Politics: Zell Miller challenging Chris Matthews to a duel on Hardball.
Most Daring Rescue:
Movies: Firefighter Joaquin Phoenix braves hellish heat to save a trapped man in Ladder 49.
Politics: John Kerry braves watery doom to save Licorice, the family's pet hamster, in "Humanizing the Candidate '04."
Biggest Surprise of the Year: Harold and Kumar Go to White Castle.
Biggest Disappointment: "Dubya and Dick Go Back to the White House."

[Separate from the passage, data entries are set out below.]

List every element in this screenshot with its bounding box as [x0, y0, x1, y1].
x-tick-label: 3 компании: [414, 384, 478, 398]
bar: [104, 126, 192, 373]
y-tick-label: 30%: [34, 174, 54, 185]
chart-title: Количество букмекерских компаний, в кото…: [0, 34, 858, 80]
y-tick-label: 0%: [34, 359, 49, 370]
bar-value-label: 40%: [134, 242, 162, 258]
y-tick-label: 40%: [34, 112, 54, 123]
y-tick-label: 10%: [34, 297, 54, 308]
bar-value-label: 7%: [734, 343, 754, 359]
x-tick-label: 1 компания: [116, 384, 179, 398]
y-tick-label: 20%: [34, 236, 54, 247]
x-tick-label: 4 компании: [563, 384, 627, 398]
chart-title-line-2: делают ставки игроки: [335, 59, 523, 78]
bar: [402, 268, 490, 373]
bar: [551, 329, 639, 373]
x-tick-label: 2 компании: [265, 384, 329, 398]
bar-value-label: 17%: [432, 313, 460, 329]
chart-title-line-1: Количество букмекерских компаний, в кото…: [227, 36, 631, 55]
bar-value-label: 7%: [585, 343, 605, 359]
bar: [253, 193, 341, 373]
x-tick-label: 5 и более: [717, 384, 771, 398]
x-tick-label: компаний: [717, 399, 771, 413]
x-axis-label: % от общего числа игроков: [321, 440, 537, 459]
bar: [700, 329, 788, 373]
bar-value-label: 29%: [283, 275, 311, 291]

Most Romantic Location: Sideways' rolling hills and wine vineyards.
Least Romantic: Bernard Kerik's Ground Zero love nest.
Longest Cold Streak:
Movies: Ben Affleck (Surviving Christmas, Jersey Girl, Paycheck, Gigli, Daredevil, The Third Wheel).
Politics: Bob Shrum (Kerry '04, Gore '00, Kerrey '92, Dukakis '88, Gephardt '88, Kennedy '80, McGovern '72, Muskie '72).
Nicolas Cage pinches the Declaration of Independence in order to protect it in National Treasure.
Worst: Ahmed Chalabi pitches the idea of Iraqi independence to Cheney and company and pockets $30 million from the national treasury – all while spying for Iran.